AI Tutor: multi-agent pipeline

Pipeline detailed

Pre-LLM (synchronous, zero LLM cost)

StudentModelService.getSnapshot(userId, courseId) loads ConceptMastery (Beta distribution per concept), active/resolving misconceptions, EpisodicMemory, quizContext (avgScore, passRate, weakAreas), ChatSession history.
RetrievalAgent.retrieve(query, studentModel) reformulates query, searches pgvector with tenant+course filters, boost by quizWeakAreas.
PedagogicalAgent.select(studentModel, query) evaluates mastery + applies adjustments (chat-quiz divergence, age, learning style) → returns strategy.
buildEnrichedPrompt assembles system prompt with strategy + RAG context + active misconceptions + recent quiz attempts.

Main LLM (streaming, SSE)

router.stream(taskType: "chat_tutor", messages, options) resolves provider via TenantTaskModelConfig. Fallback: Claude → OpenAI → xAI Grok → Google Gemini. Circuit breaker per provider (Redis state). Metering middleware: rate limit + credit check.

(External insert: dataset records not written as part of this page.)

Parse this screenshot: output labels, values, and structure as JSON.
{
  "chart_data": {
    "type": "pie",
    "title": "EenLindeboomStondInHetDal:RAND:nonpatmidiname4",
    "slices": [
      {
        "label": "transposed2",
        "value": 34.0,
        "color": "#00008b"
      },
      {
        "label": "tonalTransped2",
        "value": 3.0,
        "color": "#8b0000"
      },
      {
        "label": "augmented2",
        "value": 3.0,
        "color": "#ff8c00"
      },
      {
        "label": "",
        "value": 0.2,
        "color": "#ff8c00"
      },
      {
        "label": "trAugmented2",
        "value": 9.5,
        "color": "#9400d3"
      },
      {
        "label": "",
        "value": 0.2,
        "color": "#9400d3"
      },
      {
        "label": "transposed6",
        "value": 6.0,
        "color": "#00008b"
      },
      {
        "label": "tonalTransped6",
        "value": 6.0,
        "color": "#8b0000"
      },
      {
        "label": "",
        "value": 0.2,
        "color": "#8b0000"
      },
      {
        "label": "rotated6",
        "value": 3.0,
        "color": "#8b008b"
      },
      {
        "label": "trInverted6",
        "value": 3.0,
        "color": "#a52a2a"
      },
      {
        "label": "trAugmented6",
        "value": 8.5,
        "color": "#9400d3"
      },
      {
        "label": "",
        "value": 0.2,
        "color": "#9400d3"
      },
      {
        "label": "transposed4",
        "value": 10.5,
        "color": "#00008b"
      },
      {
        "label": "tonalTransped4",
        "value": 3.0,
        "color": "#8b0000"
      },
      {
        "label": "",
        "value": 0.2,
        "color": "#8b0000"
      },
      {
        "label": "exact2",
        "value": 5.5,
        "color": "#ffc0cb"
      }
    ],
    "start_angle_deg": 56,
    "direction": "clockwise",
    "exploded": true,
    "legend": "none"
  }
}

Post-LLM (background via after(), fire-and-forget)

EvaluationAgent (Haiku, ~$0.001) classifies understanding, detects StudentMisconception, updates ConceptMastery (Bayesian).
ContentAgent (Haiku, ~$0.001) pre-generates follow-up exercise (Redis 30min TTL).
SessionSummarizer (every 10 turns, Haiku) summarizes long history.
SupervisorAgent (Haiku, ~$0.001) classifies severity + category, applies strikes/quarantine.

Admin configuration

TenantTaskModelConfig chooses provider+model per task type
PedagogicalConfig configures thresholds per tenant (default 0.3, 0.5, 0.7, 0.9), domainOverrides, ageOverrides, learningStyleOverrides

Limitations

First-token latency: 800-1500ms (including pre-LLM pipeline)
Total turn latency: 2-8s for medium response (~300 words)
Context window: limited by provider (Claude Sonnet 4.6 = 200K, GPT-4o = 128K)
Talking avatar + voice (output): available as an opt-in per course — a real-time talking avatar with TTS voice via HeyGen LiveAvatar or D-ID (BYO provider key). See Avatar & TTS.
Voice input (STT): speaking to the tutor (student speech → speech-to-text → chat) is implemented on B2B (dictation: the speech becomes text in the message field, no auto-send). What remains on the roadmap is two-way voice conversation (a real-time loop with the avatar) and automatic pronunciation scoring.